Después de aquel sueño, rara vez alguien le provocaba tales sensaciones, así que no le sorprendió no sentirlas con las dos bestias, pero algo en esta zona todavía evocaba ese sentimiento en él.
Las Bestias Espirituales también solían huir de tales batallas. No se sentían atraídas por ellas, a no ser que ambos contendientes estuvieran muertos para poder darse un festín con sus cadáveres.
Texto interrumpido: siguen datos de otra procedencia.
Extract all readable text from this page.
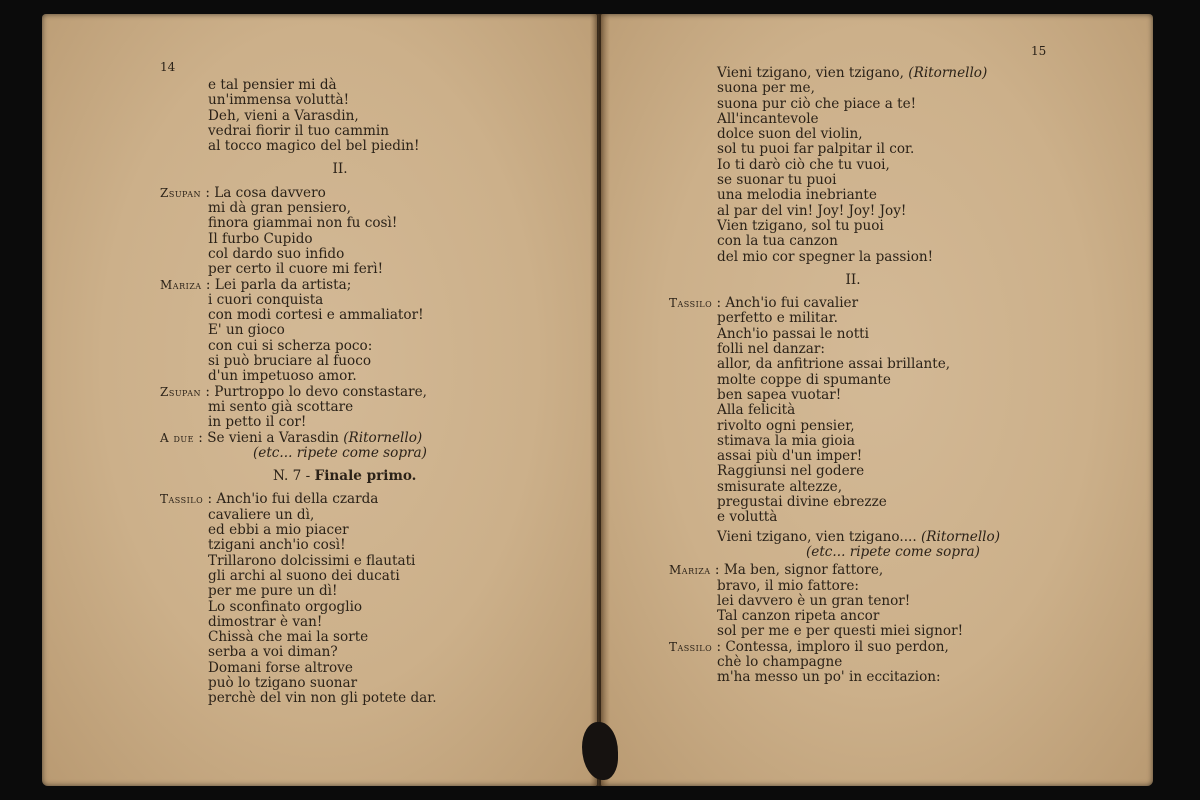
14
e tal pensier mi dà
un'immensa voluttà!
Deh, vieni a Varasdin,
vedrai fiorir il tuo cammin
al tocco magico del bel piedin!
II.
Zsupan : La cosa davvero
mi dà gran pensiero,
finora giammai non fu così!
Il furbo Cupido
col dardo suo infido
per certo il cuore mi ferì!
Mariza : Lei parla da artista;
i cuori conquista
con modi cortesi e ammaliator!
E' un gioco
con cui si scherza poco:
si può bruciare al fuoco
d'un impetuoso amor.
Zsupan : Purtroppo lo devo constastare,
mi sento già scottare
in petto il cor!
A due : Se vieni a Varasdin (Ritornello)
(etc... ripete come sopra)
N. 7 - Finale primo.
Tassilo : Anch'io fui della czarda
cavaliere un dì,
ed ebbi a mio piacer
tzigani anch'io così!
Trillarono dolcissimi e flautati
gli archi al suono dei ducati
per me pure un dì!
Lo sconfinato orgoglio
dimostrar è van!
Chissà che mai la sorte
serba a voi diman?
Domani forse altrove
può lo tzigano suonar
perchè del vin non gli potete dar.
15
Vieni tzigano, vien tzigano, (Ritornello)
suona per me,
suona pur ciò che piace a te!
All'incantevole
dolce suon del violin,
sol tu puoi far palpitar il cor.
Io ti darò ciò che tu vuoi,
se suonar tu puoi
una melodia inebriante
al par del vin! Joy! Joy! Joy!
Vien tzigano, sol tu puoi
con la tua canzon
del mio cor spegner la passion!
II.
Tassilo : Anch'io fui cavalier
perfetto e militar.
Anch'io passai le notti
folli nel danzar:
allor, da anfitrione assai brillante,
molte coppe di spumante
ben sapea vuotar!
Alla felicità
rivolto ogni pensier,
stimava la mia gioia
assai più d'un imper!
Raggiunsi nel godere
smisurate altezze,
pregustai divine ebrezze
e voluttà
Vieni tzigano, vien tzigano.... (Ritornello)
(etc... ripete come sopra)
Mariza : Ma ben, signor fattore,
bravo, il mio fattore:
lei davvero è un gran tenor!
Tal canzon ripeta ancor
sol per me e per questi miei signor!
Tassilo : Contessa, imploro il suo perdon,
chè lo champagne
m'ha messo un po' in eccitazion:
«Quizá las dos también fueron atraídas como las otras Bestias Espirituales. ¿Pero qué puede ser lo bastante poderoso como para atraer incluso a bestias así?».
Ye Jun decidió mantenerse alejado del claro que su batalla había creado y rodearlo. Las otras Bestias Espirituales no estaban a la vista, así que primero necesitaba encontrarlas.
El suelo y el aire seguían temblando mientras las dos Bestias Espirituales luchaban, pero él mantuvo el equilibrio y rodeó el claro, sin abandonar el sigilo para asegurarse de que ninguna Bestia Espiritual lo emboscara.
Finalmente, llegó a un punto desde donde pudo ver la destrucción con mucha más claridad y no pudo hacer más que negar con la cabeza.
«Podrían diezmar pueblos enteros e incluso ciudades si se las dejara a su aire».
A medida que avanzaba, empezó a ver a las Bestias Espirituales y tuvo que esconderse con todavía más cuidado. Se detuvo no muy lejos de ellas y frunció el ceño.
Todas las Bestias Espirituales se habían detenido y miraban hacia una colina cercana a la pelea entre las dos bestias. El extraño pacto de no agresión entre las Bestias Espirituales lo confundió.
«Esa colina es la razón. ¿Pero qué hay en su interior?».